Caryll Houselander ‘The Dry Wood’
“Save me, O God: for the waters are come in even unto my soul.”
He had wanted his prayer and to be a draught of the shining water of Life, clear and sparkling, a fountain springing up from the dry dust of his heart, but the water that entered into his soul was the dark mysterious water of the Thames.

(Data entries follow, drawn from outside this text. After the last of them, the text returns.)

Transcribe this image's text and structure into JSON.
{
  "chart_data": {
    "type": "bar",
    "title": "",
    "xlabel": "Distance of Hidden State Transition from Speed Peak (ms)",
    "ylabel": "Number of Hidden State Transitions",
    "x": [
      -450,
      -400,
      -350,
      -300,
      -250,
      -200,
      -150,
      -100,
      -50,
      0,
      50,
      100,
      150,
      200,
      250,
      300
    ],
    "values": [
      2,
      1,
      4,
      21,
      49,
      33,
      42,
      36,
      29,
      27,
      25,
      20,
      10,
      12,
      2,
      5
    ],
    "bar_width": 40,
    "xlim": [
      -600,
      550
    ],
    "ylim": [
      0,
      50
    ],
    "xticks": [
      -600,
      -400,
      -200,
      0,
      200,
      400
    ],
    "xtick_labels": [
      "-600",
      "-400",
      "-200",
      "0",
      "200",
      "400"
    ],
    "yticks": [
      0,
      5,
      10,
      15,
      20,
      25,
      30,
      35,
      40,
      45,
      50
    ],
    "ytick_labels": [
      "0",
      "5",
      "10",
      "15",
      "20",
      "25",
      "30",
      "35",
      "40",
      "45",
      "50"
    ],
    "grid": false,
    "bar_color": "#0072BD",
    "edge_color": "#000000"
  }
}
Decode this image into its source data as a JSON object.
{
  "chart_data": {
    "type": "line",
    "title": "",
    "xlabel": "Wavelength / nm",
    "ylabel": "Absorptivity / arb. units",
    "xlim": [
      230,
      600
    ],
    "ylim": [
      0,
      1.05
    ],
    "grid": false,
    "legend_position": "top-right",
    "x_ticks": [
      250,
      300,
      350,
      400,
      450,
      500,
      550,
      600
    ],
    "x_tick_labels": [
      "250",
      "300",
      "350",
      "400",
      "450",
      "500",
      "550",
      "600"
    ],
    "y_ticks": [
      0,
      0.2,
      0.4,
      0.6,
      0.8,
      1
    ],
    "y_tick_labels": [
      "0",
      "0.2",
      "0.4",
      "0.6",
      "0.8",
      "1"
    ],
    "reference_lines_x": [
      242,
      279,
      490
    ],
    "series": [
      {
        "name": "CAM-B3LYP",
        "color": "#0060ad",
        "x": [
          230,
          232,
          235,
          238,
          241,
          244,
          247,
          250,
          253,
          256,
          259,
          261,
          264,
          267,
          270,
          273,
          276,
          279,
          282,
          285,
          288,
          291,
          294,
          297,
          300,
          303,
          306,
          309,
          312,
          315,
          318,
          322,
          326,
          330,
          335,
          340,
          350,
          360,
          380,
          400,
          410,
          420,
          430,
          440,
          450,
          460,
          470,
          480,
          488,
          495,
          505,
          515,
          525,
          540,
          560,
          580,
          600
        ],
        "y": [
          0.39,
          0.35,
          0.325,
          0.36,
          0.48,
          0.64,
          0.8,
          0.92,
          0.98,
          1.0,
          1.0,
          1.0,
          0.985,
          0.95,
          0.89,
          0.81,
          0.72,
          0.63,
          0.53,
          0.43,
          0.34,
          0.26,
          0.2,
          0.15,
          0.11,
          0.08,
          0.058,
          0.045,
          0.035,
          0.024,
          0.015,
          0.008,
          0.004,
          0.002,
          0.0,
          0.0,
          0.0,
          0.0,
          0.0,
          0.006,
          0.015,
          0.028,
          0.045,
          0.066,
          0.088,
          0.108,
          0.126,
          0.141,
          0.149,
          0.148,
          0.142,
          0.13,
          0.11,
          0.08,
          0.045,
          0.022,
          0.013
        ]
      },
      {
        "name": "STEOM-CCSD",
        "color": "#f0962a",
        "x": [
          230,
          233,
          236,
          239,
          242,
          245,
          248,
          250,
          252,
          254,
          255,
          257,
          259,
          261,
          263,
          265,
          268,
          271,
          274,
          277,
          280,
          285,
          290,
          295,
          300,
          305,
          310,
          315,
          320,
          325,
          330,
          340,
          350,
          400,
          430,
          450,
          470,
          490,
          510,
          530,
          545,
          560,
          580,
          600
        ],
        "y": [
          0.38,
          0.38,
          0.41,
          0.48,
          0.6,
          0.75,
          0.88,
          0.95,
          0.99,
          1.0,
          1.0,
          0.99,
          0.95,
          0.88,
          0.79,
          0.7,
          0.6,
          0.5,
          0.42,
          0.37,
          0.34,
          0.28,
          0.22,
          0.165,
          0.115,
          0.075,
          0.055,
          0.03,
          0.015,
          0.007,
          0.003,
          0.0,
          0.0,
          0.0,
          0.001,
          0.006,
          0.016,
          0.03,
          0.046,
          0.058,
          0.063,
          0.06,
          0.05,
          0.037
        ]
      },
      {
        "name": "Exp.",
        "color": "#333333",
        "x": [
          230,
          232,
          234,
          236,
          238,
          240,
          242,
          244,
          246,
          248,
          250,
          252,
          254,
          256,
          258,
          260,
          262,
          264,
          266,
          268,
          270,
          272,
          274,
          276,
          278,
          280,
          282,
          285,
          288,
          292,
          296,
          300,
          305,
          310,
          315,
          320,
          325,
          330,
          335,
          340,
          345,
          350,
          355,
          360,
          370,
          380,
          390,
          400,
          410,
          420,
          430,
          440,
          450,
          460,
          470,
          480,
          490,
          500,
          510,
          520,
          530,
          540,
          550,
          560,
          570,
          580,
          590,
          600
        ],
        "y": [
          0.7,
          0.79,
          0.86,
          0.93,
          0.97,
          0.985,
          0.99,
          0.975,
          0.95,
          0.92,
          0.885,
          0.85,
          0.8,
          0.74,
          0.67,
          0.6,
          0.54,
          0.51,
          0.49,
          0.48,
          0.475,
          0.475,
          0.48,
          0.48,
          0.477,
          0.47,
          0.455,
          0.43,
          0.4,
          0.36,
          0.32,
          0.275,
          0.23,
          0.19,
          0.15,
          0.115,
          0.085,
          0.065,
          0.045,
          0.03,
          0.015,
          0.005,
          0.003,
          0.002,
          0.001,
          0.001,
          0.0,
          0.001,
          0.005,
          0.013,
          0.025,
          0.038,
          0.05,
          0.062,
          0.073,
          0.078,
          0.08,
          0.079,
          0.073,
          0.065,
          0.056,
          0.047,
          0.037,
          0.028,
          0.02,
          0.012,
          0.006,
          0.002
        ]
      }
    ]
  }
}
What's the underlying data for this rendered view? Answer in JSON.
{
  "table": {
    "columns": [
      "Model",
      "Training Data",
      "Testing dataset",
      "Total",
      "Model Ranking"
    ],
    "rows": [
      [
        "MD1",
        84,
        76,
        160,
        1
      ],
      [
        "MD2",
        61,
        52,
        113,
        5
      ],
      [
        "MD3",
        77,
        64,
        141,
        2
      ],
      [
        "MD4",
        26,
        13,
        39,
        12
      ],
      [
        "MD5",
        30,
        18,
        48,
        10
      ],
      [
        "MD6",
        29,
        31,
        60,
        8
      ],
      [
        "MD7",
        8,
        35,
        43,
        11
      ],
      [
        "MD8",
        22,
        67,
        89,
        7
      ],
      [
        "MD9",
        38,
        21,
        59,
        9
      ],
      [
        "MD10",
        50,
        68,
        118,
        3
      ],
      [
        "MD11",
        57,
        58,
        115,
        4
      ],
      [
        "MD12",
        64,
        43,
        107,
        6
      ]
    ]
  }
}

The water that carried men away to other lands, that brought them from distant, unknown worlds to London, that carried merchants and sailors and travelers to and fro on errands that sometimes separated, sometimes united men forever. The waters that flowed with tears of old mothers and lonely lovers. The waters that ran strong and black with tides of longing and of destiny, bringing men and women to one another’s arms or sweeping them away over seven seas. The waters that carried food and wine and merchandise to and fro between the cities of the world. Cargo of fruit, grapes and oranges and golden pomegranates, sugar candy, candy peel and spice, tea and coffee and sugar and nuts, bales of cotton and wool and silk, dyed vermilion and emerald and blue, and rugs from Persia and China and Egypt and India, and treasures of ivory and teakwood, metal and copper and jade, all the full measure of delight for the feast and splendor and laughter of living.
The water that whispered dark secrets down its tides, drugs that passed swiftly, silently from hand to hand, from thin yellow fingers in far off lands, to hands tattooed with flowers and hearts entwined with roses, to hands already crimson with blood, and black with the touch of evil gold, to terrible soft hands white in the moonlight, with scarlet nails.
Waters that carried outcast and derelicts and the lost and the forgotten, all the flotsam and jetsam of wrecked humanity to and fro, to and fro through time to the ultimate harbor. Waters that caressed strange little wooden wharfs, running furtively beside ramshackle warehouses and taverns, where here and there, a light behind a blind in a window cast a shower of golden petals on the dark ripples. Water that carried rats along the side of the wharfs, and into the ships and cities, waters that knew dark and lovely secrets, water that is the soul of London and brings the world to her heart.
Water that is part of the darkness of humanity flowing forever round the mystery of its light, water that is, with all its whispering and weeping and seeping darkness, symbol of the water of Life.
Water of the Thames, dark and lovely water, gently, gently lapping against the dockside, chug chug chug of the river Thames against the wharf, and Father O’Grady rocking, rocking, rocking, into the sleep of the dark water. Now his deep breathing too is woven into the lapping of the river and the rest of his prayer is sleep.
“Save me, O God: for the waters are come in even unto my soul.”